Jews Indigenous to the Middle East and North Africa (JIMENA) is a non-profit organization headquartered in San Francisco, California that is dedicated to the preservation of Mizrahi and Sephardi culture and history, and seeks to educate the public and advocate for Jewish refugees from the Middle East.
The Jewish exodus from Arab and Muslim lands in the 20th century was a result of the expulsion and mass departure primarily of Sephardi and Mizrahi background from Arab and Islamic countries. The migration started in the late 19th century, but accelerated after the 1948 Arab–Israeli War. According to official Arab statistics, 856,000 Jews left their homes in Arab countries from 1948 until the early 1970s. Some 600,000 resettled in Israel,[1] leaving behind property valued today at more than $300 billion.[2] [3] Jewish-owned real-estate left behind in Arab lands has been estimated at 100,000 square kilometers (four times the size of the State of Israel). Thus, of the nearly 900,000 Jewish refugees from Arab lands, approximately 600,000 were absorbed by Israel; the remainder went to Europe and the Americas.[4] [5]
JIMENA played a key role in the unanimous passage of House Resolution 185 by the U.S. Foreign Affairs Committee on Wednesday, February 27, 2008.[6] This resolution urges the President to ensure that when refugees from the Middle East are discussed in international forums, any reference to Palestinian refugees be matched by a similarly explicit reference to Jewish and other refugee populations.[7]
In December 2007 JIMENA briefed Iraqi-born Ruth Pearl, mother of slain journalist Daniel Pearl, before her meeting with the President at the Hanukka White House party. She informed President Bush, for the first time ever, of the plight of the 850,000 Jewish refugees from the Middle East and North Africa. During the President's recent visit to Israel, he was reported to have mentioned the importance of including the Jewish refugees in future negotiations about refugees of the Middle East.[8]
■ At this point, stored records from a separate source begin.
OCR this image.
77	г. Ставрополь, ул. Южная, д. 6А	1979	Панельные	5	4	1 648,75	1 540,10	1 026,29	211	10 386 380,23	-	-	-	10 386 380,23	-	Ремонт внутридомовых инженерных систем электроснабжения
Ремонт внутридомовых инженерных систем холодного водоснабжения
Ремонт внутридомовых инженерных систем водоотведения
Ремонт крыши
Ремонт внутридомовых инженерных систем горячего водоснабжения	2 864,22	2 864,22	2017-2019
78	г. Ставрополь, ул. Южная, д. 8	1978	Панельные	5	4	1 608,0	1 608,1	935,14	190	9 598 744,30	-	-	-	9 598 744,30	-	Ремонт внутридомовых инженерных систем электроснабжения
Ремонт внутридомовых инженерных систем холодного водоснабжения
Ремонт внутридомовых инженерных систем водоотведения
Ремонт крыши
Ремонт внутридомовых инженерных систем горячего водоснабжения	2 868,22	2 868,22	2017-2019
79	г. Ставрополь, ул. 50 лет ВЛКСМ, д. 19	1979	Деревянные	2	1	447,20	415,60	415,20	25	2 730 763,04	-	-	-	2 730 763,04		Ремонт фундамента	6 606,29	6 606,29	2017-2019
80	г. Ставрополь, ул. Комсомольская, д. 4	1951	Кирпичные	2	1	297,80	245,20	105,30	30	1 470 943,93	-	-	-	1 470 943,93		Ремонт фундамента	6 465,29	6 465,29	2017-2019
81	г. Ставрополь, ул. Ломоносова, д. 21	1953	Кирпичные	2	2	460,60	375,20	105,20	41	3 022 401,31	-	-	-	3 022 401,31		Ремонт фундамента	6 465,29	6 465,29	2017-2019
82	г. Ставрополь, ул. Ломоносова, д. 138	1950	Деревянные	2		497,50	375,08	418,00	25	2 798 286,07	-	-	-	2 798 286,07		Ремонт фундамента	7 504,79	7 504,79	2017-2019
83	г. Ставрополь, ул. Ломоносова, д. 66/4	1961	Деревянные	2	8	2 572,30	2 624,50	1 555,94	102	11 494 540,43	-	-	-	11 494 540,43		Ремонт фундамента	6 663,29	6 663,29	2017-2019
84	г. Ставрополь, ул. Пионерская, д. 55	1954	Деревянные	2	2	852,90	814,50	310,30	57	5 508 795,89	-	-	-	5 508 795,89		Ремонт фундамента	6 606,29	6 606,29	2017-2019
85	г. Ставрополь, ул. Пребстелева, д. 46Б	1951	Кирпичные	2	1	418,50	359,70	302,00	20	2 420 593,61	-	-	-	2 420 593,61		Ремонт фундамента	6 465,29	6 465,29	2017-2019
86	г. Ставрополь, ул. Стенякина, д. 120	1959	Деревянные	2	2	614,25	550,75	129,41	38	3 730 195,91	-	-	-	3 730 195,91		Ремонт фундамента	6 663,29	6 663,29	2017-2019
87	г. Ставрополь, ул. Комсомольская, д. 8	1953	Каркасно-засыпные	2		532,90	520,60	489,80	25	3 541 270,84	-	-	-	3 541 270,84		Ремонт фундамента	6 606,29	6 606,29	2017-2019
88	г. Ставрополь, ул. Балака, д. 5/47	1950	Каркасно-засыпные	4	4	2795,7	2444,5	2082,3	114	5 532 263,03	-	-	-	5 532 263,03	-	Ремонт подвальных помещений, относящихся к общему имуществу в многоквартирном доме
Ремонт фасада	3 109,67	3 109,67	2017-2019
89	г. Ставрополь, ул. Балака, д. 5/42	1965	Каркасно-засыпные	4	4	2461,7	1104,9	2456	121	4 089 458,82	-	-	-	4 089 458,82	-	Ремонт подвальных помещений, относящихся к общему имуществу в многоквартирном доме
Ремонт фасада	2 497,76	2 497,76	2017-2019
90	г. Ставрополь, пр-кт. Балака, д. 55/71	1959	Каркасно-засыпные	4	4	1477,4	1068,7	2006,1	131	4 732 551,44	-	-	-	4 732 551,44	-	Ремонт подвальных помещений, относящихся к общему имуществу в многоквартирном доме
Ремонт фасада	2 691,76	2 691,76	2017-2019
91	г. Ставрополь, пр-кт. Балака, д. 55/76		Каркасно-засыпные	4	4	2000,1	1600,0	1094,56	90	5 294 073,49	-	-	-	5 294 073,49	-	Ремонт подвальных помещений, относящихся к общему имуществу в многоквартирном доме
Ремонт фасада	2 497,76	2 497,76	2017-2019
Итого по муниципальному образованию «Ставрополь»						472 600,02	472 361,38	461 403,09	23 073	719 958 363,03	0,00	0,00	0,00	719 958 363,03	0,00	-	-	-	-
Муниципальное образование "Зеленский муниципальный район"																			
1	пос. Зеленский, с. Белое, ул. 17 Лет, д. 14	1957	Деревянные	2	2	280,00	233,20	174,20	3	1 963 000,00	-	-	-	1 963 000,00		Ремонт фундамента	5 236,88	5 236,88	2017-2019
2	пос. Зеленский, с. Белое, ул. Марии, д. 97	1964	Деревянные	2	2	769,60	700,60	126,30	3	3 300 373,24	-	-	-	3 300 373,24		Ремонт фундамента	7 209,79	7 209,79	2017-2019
In March 2008, JIMENA testified at the United Nations Human Rights Council in Geneva, Switzerland, on behalf of Jewish refugees from the Middle East and North Africa.[9] [10] [11]
Joe Wahed was the co-founder of JIMENA.[12] Current board members include noted human rights advocate Gina Waldman, executive film producer and co-founder of the David Project Ralph Avi Goldwasser, Varda Rabin (wife of the noted Jewish philanthropist Irving Rabin), and Professor Henry Green of the University of Miami, director of the Sephardi Voices project.
In January 2019, JIMENA issued a "Sephardic and Mizrahi Communal Response" to Jewish Voice for Peace. JIMENA criticized JVP's anti-Zionism and invocation of Mizrahi and Sephardi history to critique the State of Israel.[13]
In 2021, JIMENA lobbied the California Department of Education to include a lesson titled, “Antisemitism and Middle Eastern Jewish Americans,” [14] into their Ethnic Studies Model Curriculum. This is the first time a state-level department of education has included materials on Sephardic and Mizrahi Jews in a social studies framework.[15]
In January 2020, JIMENA hosted a conference in San Francisco, California called “Journey to the Mizrah.”[16] The purpose of the conference was to train educators on how to integrate Sephardic scholarship, spirituality, history, and contemporary heritage into classrooms and learning spaces. JIMENA has since expanded the curriculum into a guide for implementation in classroom settings.
Three years later, JIMENA adapted the original Journey to the Mizrah framework into a Sephardi & Mizrahi Education Toolkit with a stated mission as a, “compendium of recommendations, strategies, and resources to help educators learn about Sephardi and Mizrahi heritage and shape inclusive school environments.”
JIMENA offered educational programming during the COVID-19 pandemic, such as virtual opportunities to explore the Jewish history of Kurdistan, Tunisia, Morocco, and Yemen.[17] During this time, the nonprofit also inaugurated its Sephardic Leaders Fellowship with support from the Jewish Community Federation and the Jewish Community Response and Impact Fund.
In 2023, JIMENA published Distinctions Journal, an online quarterly journal highlighting voices of Sephardi and Mizrahi scholars, researchers, artists, and activists.